Was ich aber sowohl im Hinblick auf die Covid-19-Pandemie als auch auf künftige Krisen in Frage stelle, ist der Mangel an Maßnahmen zur Luftreinhaltung. Luftverschmutzung ist ein Problem, das uns seit Jahrzehnten bekannt ist, und obwohl Fortschritte erzielt wurden – die Emissionen vieler Luftschadstoffe sind in den letzten Jahrzehnten erheblich zurückgegangen – ist es noch lange nicht gelöst. In städtischen Gebieten in ganz Europa sind rund 90% der Bevölkerung Luftschadstoffkonzentrationen ausgesetzt, die über den gesundheitlich begründeten Grenz- und Zielwerten liegen.

Und das Fehlen von Maßnahmen in Deutschland (und Europa), um beispielsweise die problematischen Überschreitungen der Stickstoffdioxid-Grenzwerte in städtischen Gebieten in ganz Deutschland und Europa anzugehen, zeigt deutlich, dass wir bei der Luftverschmutzung die Gewinne der Autoindustrie über die menschliche Gesundheit stellen und dem ineffizienten, umweltbelastenden motorisierten Individualverkehr Vorrang vor lebenswerten städtischen Gebieten einräumen - mit enormen wirtschaftlichen Kosten.
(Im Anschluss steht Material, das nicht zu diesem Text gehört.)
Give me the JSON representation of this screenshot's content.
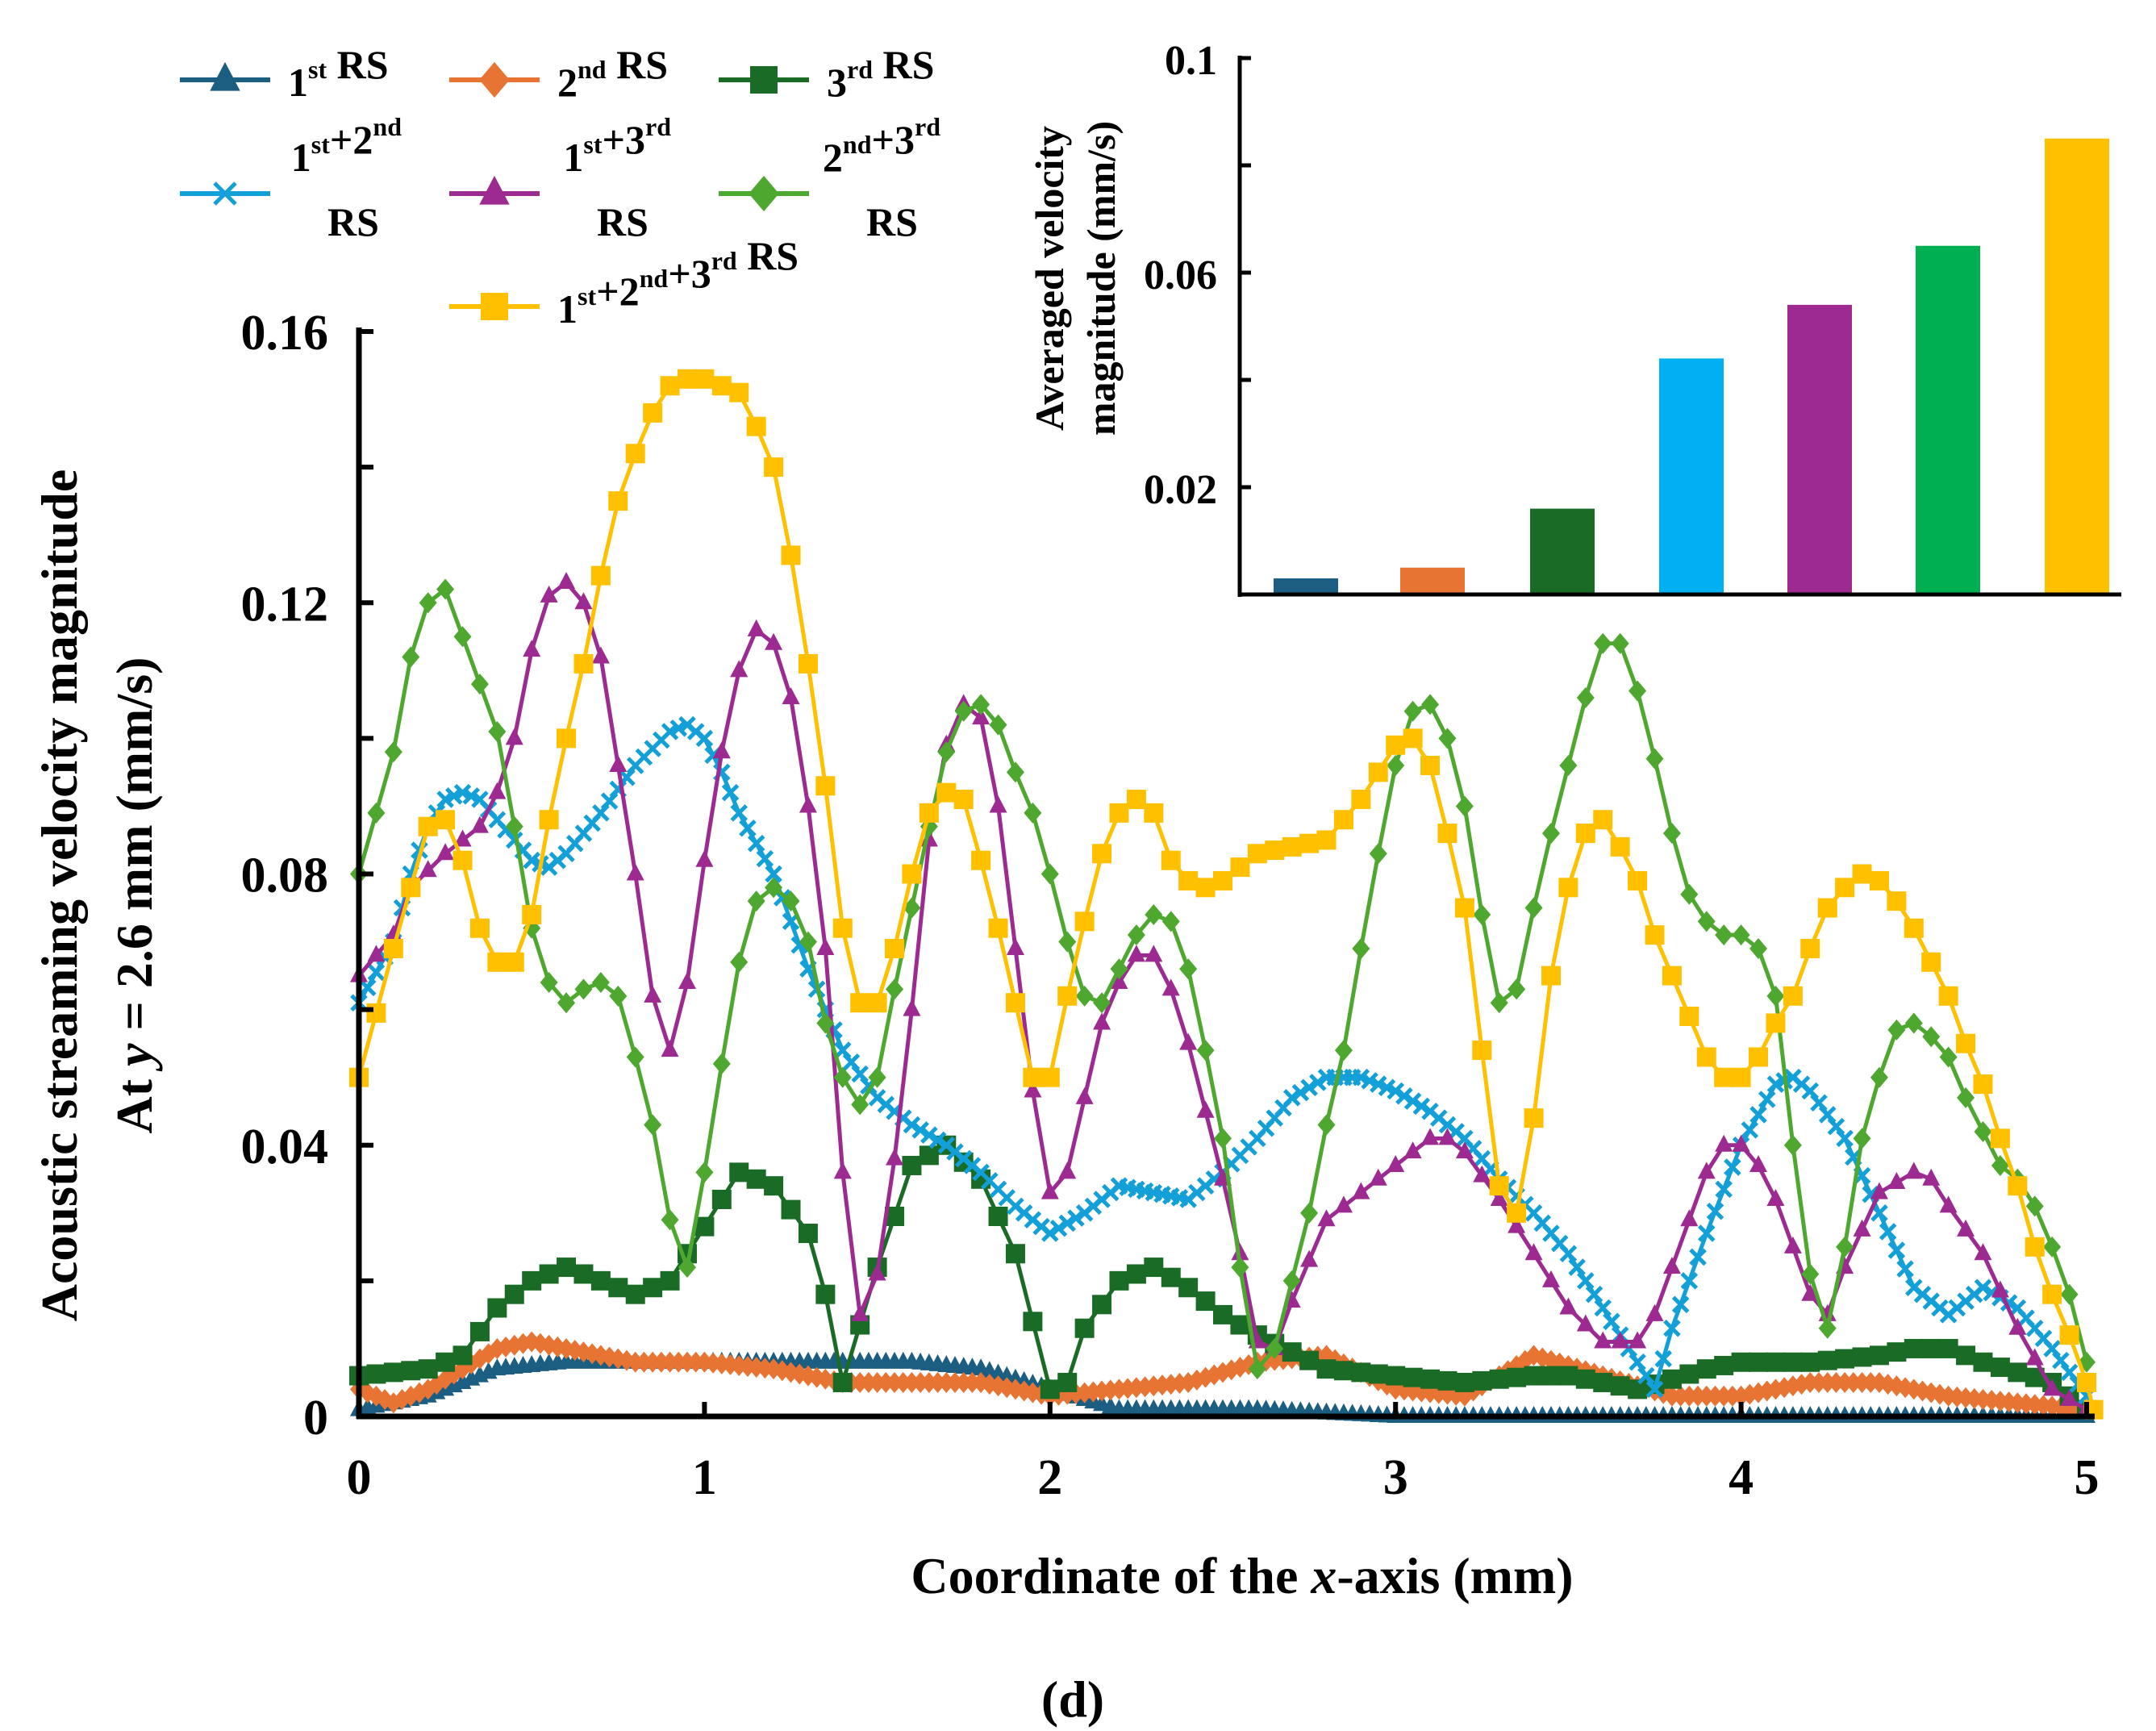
{
  "figure_label": "(d)",
  "chart_data": [
    {
      "type": "line",
      "title": "",
      "xlabel": "Coordinate of the x-axis  (mm)",
      "xlabel_parts": [
        "Coordinate of the ",
        "x",
        "-axis  (mm)"
      ],
      "ylabel_lines": [
        "Acoustic streaming velocity magnitude",
        "At y = 2.6 mm  (mm/s)"
      ],
      "xlim": [
        0,
        5
      ],
      "ylim": [
        0,
        0.16
      ],
      "xticks": [
        "0",
        "1",
        "2",
        "3",
        "4",
        "5"
      ],
      "yticks": [
        "0",
        "0.04",
        "0.08",
        "0.12",
        "0.16"
      ],
      "grid": false,
      "legend_placement": "top-left, above plot",
      "series": [
        {
          "name": "1st RS",
          "lines": [
            "1st RS"
          ],
          "color": "#1B5E82",
          "marker": "triangle",
          "step": 0.025,
          "x": [
            0,
            0.2,
            0.4,
            0.6,
            0.8,
            1.0,
            1.2,
            1.4,
            1.6,
            1.8,
            2.0,
            2.2,
            2.4,
            2.6,
            3.0,
            5.0
          ],
          "y": [
            0.001,
            0.003,
            0.007,
            0.008,
            0.008,
            0.008,
            0.008,
            0.008,
            0.008,
            0.007,
            0.004,
            0.001,
            0.001,
            0.001,
            0.0,
            0.0
          ]
        },
        {
          "name": "2nd RS",
          "lines": [
            "2nd RS"
          ],
          "color": "#E87433",
          "marker": "diamond",
          "step": 0.025,
          "x": [
            0,
            0.1,
            0.2,
            0.3,
            0.4,
            0.5,
            0.6,
            0.8,
            1.0,
            1.2,
            1.4,
            1.6,
            1.8,
            2.0,
            2.2,
            2.4,
            2.6,
            2.8,
            3.0,
            3.2,
            3.4,
            3.6,
            3.8,
            4.0,
            4.2,
            4.4,
            4.6,
            4.8,
            5.0
          ],
          "y": [
            0.004,
            0.002,
            0.004,
            0.007,
            0.01,
            0.011,
            0.01,
            0.008,
            0.008,
            0.007,
            0.005,
            0.005,
            0.005,
            0.003,
            0.004,
            0.005,
            0.008,
            0.009,
            0.004,
            0.003,
            0.009,
            0.006,
            0.003,
            0.003,
            0.005,
            0.005,
            0.003,
            0.002,
            0.001
          ]
        },
        {
          "name": "3rd RS",
          "lines": [
            "3rd RS"
          ],
          "color": "#1A6B26",
          "marker": "square",
          "step": 0.05,
          "x": [
            0,
            0.2,
            0.3,
            0.4,
            0.5,
            0.6,
            0.7,
            0.8,
            0.9,
            1.0,
            1.1,
            1.2,
            1.3,
            1.35,
            1.4,
            1.5,
            1.6,
            1.7,
            1.8,
            1.9,
            1.95,
            2.0,
            2.05,
            2.1,
            2.2,
            2.3,
            2.4,
            2.5,
            2.6,
            2.8,
            3.0,
            3.2,
            3.4,
            3.5,
            3.7,
            3.9,
            4.0,
            4.2,
            4.4,
            4.5,
            4.6,
            4.7,
            4.9,
            5.0
          ],
          "y": [
            0.006,
            0.007,
            0.009,
            0.016,
            0.02,
            0.022,
            0.02,
            0.018,
            0.02,
            0.028,
            0.036,
            0.034,
            0.027,
            0.018,
            0.005,
            0.022,
            0.037,
            0.04,
            0.035,
            0.024,
            0.014,
            0.004,
            0.005,
            0.013,
            0.02,
            0.022,
            0.019,
            0.015,
            0.012,
            0.007,
            0.006,
            0.005,
            0.006,
            0.006,
            0.004,
            0.007,
            0.008,
            0.008,
            0.009,
            0.01,
            0.01,
            0.008,
            0.005,
            0.001
          ]
        },
        {
          "name": "1st+2nd RS",
          "lines": [
            "1st+2nd",
            "RS"
          ],
          "color": "#139FD8",
          "marker": "cross",
          "step": 0.025,
          "x": [
            0,
            0.1,
            0.15,
            0.2,
            0.25,
            0.3,
            0.35,
            0.4,
            0.45,
            0.5,
            0.55,
            0.6,
            0.7,
            0.8,
            0.9,
            0.95,
            1.0,
            1.05,
            1.1,
            1.2,
            1.3,
            1.4,
            1.5,
            1.6,
            1.7,
            1.8,
            1.9,
            2.0,
            2.1,
            2.2,
            2.3,
            2.4,
            2.5,
            2.6,
            2.7,
            2.8,
            2.9,
            3.0,
            3.1,
            3.2,
            3.3,
            3.4,
            3.5,
            3.6,
            3.7,
            3.75,
            3.8,
            3.9,
            4.0,
            4.1,
            4.15,
            4.2,
            4.3,
            4.4,
            4.5,
            4.6,
            4.7,
            4.8,
            4.9,
            5.0
          ],
          "y": [
            0.061,
            0.07,
            0.08,
            0.087,
            0.091,
            0.092,
            0.091,
            0.088,
            0.085,
            0.082,
            0.081,
            0.083,
            0.089,
            0.096,
            0.101,
            0.102,
            0.1,
            0.095,
            0.089,
            0.08,
            0.066,
            0.054,
            0.047,
            0.043,
            0.04,
            0.036,
            0.031,
            0.027,
            0.03,
            0.034,
            0.033,
            0.032,
            0.036,
            0.041,
            0.047,
            0.05,
            0.05,
            0.048,
            0.045,
            0.041,
            0.035,
            0.03,
            0.024,
            0.016,
            0.008,
            0.004,
            0.013,
            0.027,
            0.04,
            0.049,
            0.05,
            0.048,
            0.041,
            0.03,
            0.019,
            0.015,
            0.019,
            0.016,
            0.01,
            0.003
          ]
        },
        {
          "name": "1st+3rd RS",
          "lines": [
            "1st+3rd",
            "RS"
          ],
          "color": "#9C2A91",
          "marker": "triangle",
          "step": 0.05,
          "x": [
            0,
            0.1,
            0.15,
            0.25,
            0.35,
            0.4,
            0.45,
            0.5,
            0.55,
            0.6,
            0.65,
            0.7,
            0.75,
            0.8,
            0.85,
            0.9,
            0.95,
            1.0,
            1.05,
            1.1,
            1.15,
            1.2,
            1.25,
            1.3,
            1.35,
            1.4,
            1.45,
            1.5,
            1.55,
            1.6,
            1.65,
            1.7,
            1.75,
            1.8,
            1.85,
            1.9,
            1.95,
            2.0,
            2.05,
            2.1,
            2.15,
            2.2,
            2.25,
            2.3,
            2.35,
            2.4,
            2.45,
            2.5,
            2.55,
            2.6,
            2.65,
            2.7,
            2.75,
            2.8,
            2.9,
            3.0,
            3.1,
            3.15,
            3.2,
            3.3,
            3.4,
            3.5,
            3.6,
            3.7,
            3.75,
            3.8,
            3.85,
            3.9,
            3.95,
            4.0,
            4.05,
            4.1,
            4.15,
            4.2,
            4.25,
            4.3,
            4.4,
            4.5,
            4.55,
            4.6,
            4.7,
            4.8,
            4.9,
            5.0
          ],
          "y": [
            0.065,
            0.071,
            0.078,
            0.083,
            0.087,
            0.092,
            0.1,
            0.113,
            0.121,
            0.123,
            0.12,
            0.112,
            0.096,
            0.08,
            0.062,
            0.054,
            0.064,
            0.082,
            0.098,
            0.11,
            0.116,
            0.114,
            0.106,
            0.09,
            0.069,
            0.036,
            0.015,
            0.021,
            0.038,
            0.06,
            0.085,
            0.099,
            0.105,
            0.103,
            0.09,
            0.069,
            0.048,
            0.033,
            0.036,
            0.047,
            0.058,
            0.064,
            0.068,
            0.068,
            0.063,
            0.055,
            0.045,
            0.035,
            0.024,
            0.011,
            0.01,
            0.017,
            0.023,
            0.029,
            0.033,
            0.037,
            0.041,
            0.041,
            0.039,
            0.032,
            0.024,
            0.016,
            0.011,
            0.011,
            0.015,
            0.022,
            0.029,
            0.036,
            0.04,
            0.04,
            0.037,
            0.032,
            0.025,
            0.018,
            0.015,
            0.022,
            0.033,
            0.036,
            0.035,
            0.031,
            0.024,
            0.013,
            0.004,
            0.001
          ]
        },
        {
          "name": "2nd+3rd RS",
          "lines": [
            "2nd+3rd",
            "RS"
          ],
          "color": "#4EA72E",
          "marker": "diamond",
          "step": 0.05,
          "x": [
            0,
            0.1,
            0.15,
            0.2,
            0.25,
            0.3,
            0.4,
            0.45,
            0.5,
            0.55,
            0.6,
            0.65,
            0.7,
            0.75,
            0.8,
            0.85,
            0.9,
            0.95,
            1.0,
            1.05,
            1.1,
            1.15,
            1.2,
            1.25,
            1.3,
            1.35,
            1.4,
            1.45,
            1.5,
            1.55,
            1.6,
            1.65,
            1.7,
            1.75,
            1.8,
            1.85,
            1.9,
            1.95,
            2.0,
            2.05,
            2.1,
            2.15,
            2.2,
            2.25,
            2.3,
            2.35,
            2.4,
            2.45,
            2.5,
            2.55,
            2.6,
            2.65,
            2.7,
            2.75,
            2.8,
            2.85,
            2.9,
            2.95,
            3.0,
            3.05,
            3.1,
            3.15,
            3.2,
            3.25,
            3.3,
            3.35,
            3.4,
            3.45,
            3.5,
            3.55,
            3.6,
            3.65,
            3.7,
            3.75,
            3.8,
            3.85,
            3.9,
            3.95,
            4.0,
            4.05,
            4.1,
            4.15,
            4.2,
            4.25,
            4.3,
            4.35,
            4.4,
            4.45,
            4.5,
            4.55,
            4.6,
            4.65,
            4.7,
            4.75,
            4.8,
            4.85,
            4.9,
            4.95,
            5.0
          ],
          "y": [
            0.08,
            0.098,
            0.112,
            0.12,
            0.122,
            0.115,
            0.101,
            0.087,
            0.072,
            0.064,
            0.061,
            0.063,
            0.064,
            0.062,
            0.053,
            0.043,
            0.029,
            0.022,
            0.036,
            0.052,
            0.067,
            0.076,
            0.078,
            0.076,
            0.07,
            0.058,
            0.05,
            0.046,
            0.05,
            0.063,
            0.075,
            0.087,
            0.098,
            0.104,
            0.105,
            0.102,
            0.095,
            0.089,
            0.08,
            0.07,
            0.062,
            0.061,
            0.066,
            0.071,
            0.074,
            0.073,
            0.066,
            0.054,
            0.041,
            0.022,
            0.007,
            0.01,
            0.02,
            0.03,
            0.043,
            0.054,
            0.069,
            0.083,
            0.096,
            0.104,
            0.105,
            0.1,
            0.09,
            0.074,
            0.061,
            0.063,
            0.075,
            0.086,
            0.096,
            0.106,
            0.114,
            0.114,
            0.107,
            0.097,
            0.086,
            0.077,
            0.073,
            0.071,
            0.071,
            0.069,
            0.062,
            0.04,
            0.021,
            0.013,
            0.025,
            0.041,
            0.05,
            0.057,
            0.058,
            0.056,
            0.053,
            0.047,
            0.042,
            0.037,
            0.035,
            0.031,
            0.025,
            0.018,
            0.008
          ]
        },
        {
          "name": "1st+2nd+3rd RS",
          "lines": [
            "1st+2nd+3rd RS"
          ],
          "color": "#FFC000",
          "marker": "square",
          "step": 0.05,
          "x": [
            0,
            0.1,
            0.2,
            0.25,
            0.3,
            0.35,
            0.4,
            0.45,
            0.5,
            0.55,
            0.6,
            0.65,
            0.7,
            0.75,
            0.8,
            0.85,
            0.9,
            0.95,
            1.0,
            1.05,
            1.1,
            1.15,
            1.2,
            1.25,
            1.3,
            1.35,
            1.4,
            1.45,
            1.5,
            1.55,
            1.6,
            1.65,
            1.7,
            1.75,
            1.8,
            1.85,
            1.9,
            1.95,
            2.0,
            2.05,
            2.1,
            2.15,
            2.2,
            2.25,
            2.3,
            2.35,
            2.4,
            2.45,
            2.5,
            2.55,
            2.6,
            2.7,
            2.8,
            2.85,
            2.9,
            2.95,
            3.0,
            3.05,
            3.1,
            3.15,
            3.2,
            3.25,
            3.3,
            3.35,
            3.4,
            3.45,
            3.5,
            3.55,
            3.6,
            3.65,
            3.7,
            3.75,
            3.8,
            3.85,
            3.9,
            3.95,
            4.0,
            4.05,
            4.1,
            4.15,
            4.2,
            4.25,
            4.3,
            4.35,
            4.4,
            4.45,
            4.5,
            4.55,
            4.6,
            4.65,
            4.7,
            4.75,
            4.8,
            4.85,
            4.9,
            4.95,
            5.0,
            5.02
          ],
          "y": [
            0.05,
            0.069,
            0.087,
            0.088,
            0.082,
            0.072,
            0.067,
            0.067,
            0.074,
            0.088,
            0.1,
            0.111,
            0.124,
            0.135,
            0.142,
            0.148,
            0.152,
            0.153,
            0.153,
            0.152,
            0.151,
            0.146,
            0.14,
            0.127,
            0.111,
            0.093,
            0.072,
            0.061,
            0.061,
            0.069,
            0.08,
            0.089,
            0.092,
            0.091,
            0.082,
            0.072,
            0.061,
            0.05,
            0.05,
            0.062,
            0.073,
            0.083,
            0.089,
            0.091,
            0.089,
            0.082,
            0.079,
            0.078,
            0.079,
            0.081,
            0.083,
            0.084,
            0.085,
            0.088,
            0.091,
            0.095,
            0.099,
            0.1,
            0.096,
            0.086,
            0.075,
            0.054,
            0.034,
            0.03,
            0.044,
            0.065,
            0.078,
            0.086,
            0.088,
            0.084,
            0.079,
            0.071,
            0.065,
            0.059,
            0.053,
            0.05,
            0.05,
            0.053,
            0.058,
            0.062,
            0.069,
            0.075,
            0.078,
            0.08,
            0.079,
            0.076,
            0.072,
            0.067,
            0.062,
            0.055,
            0.049,
            0.041,
            0.034,
            0.025,
            0.018,
            0.012,
            0.005,
            0.001
          ]
        }
      ]
    },
    {
      "type": "bar",
      "title": "",
      "xlabel": "",
      "ylabel_lines": [
        "Averaged velocity",
        "magnitude (mm/s)"
      ],
      "ylim": [
        0,
        0.1
      ],
      "yticks": [
        "0.02",
        "0.06",
        "0.1"
      ],
      "ytick_values": [
        0.02,
        0.06,
        0.1
      ],
      "categories": [
        "1st RS",
        "2nd RS",
        "3rd RS",
        "1st+2nd RS",
        "1st+3rd RS",
        "2nd+3rd RS",
        "1st+2nd+3rd RS"
      ],
      "values": [
        0.003,
        0.005,
        0.016,
        0.044,
        0.054,
        0.065,
        0.085
      ],
      "colors": [
        "#1B5E82",
        "#E87433",
        "#1A6B26",
        "#00B0F0",
        "#9C2A91",
        "#00B050",
        "#FFC000"
      ]
    }
  ]
}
Bessere Gesundheit, lebenswertere Städte: die Vorteile von Maßnahmen zur Luftreinhaltung

Wenn unsere mangelnde Krisenprophylaxe, unsere mangelnde Resilienz die Zahl der Todesfälle steigen lässt und zu einer weltweiten Rezession epischen Ausmaßes führt, warum können wir dann nicht den Wert gemeinsamer Ressourcen wie saubere Luft erkennen und in sie investieren? Paradoxerweise haben die pandemiebedingten Shutdowns wahrscheinlich Tausende von Menschenleben gerettet, weil die Emissionen drastisch zurückgingen und die Luft dadurch sauberer wurde. Eine Vielzahl wissenschaftlicher Studien hat gezeigt, dass die Kosten für Luftreinhaltungsmaßnahmen durch den Nutzen (Senkung der Gesundheitskosten, Produktivitätsgewinne usw.) mehr als kompensiert werden. Wo sind die politischen Maßnahmen zur Bekämpfung der durch schlechte Luftqualität verursachten Todesfälle? Die Zahl der Todesopfer infolge von Luftverschmutzung im Freien geht jedes Jahr in die Millionen. Angemessene Maßnahmen zur Verbesserung unserer Luftqualität – wie z.B. eine Mobilitätswende hin zu weniger Autoverkehr und mehr nachhaltiger Mobilität, besonders in den Städten – würden nicht nur Leben retten, sondern auch die Lebensqualität in den Städten verbessern und zu unserer Resilienz gegenüber möglichen zukünftigen Pandemien beitragen.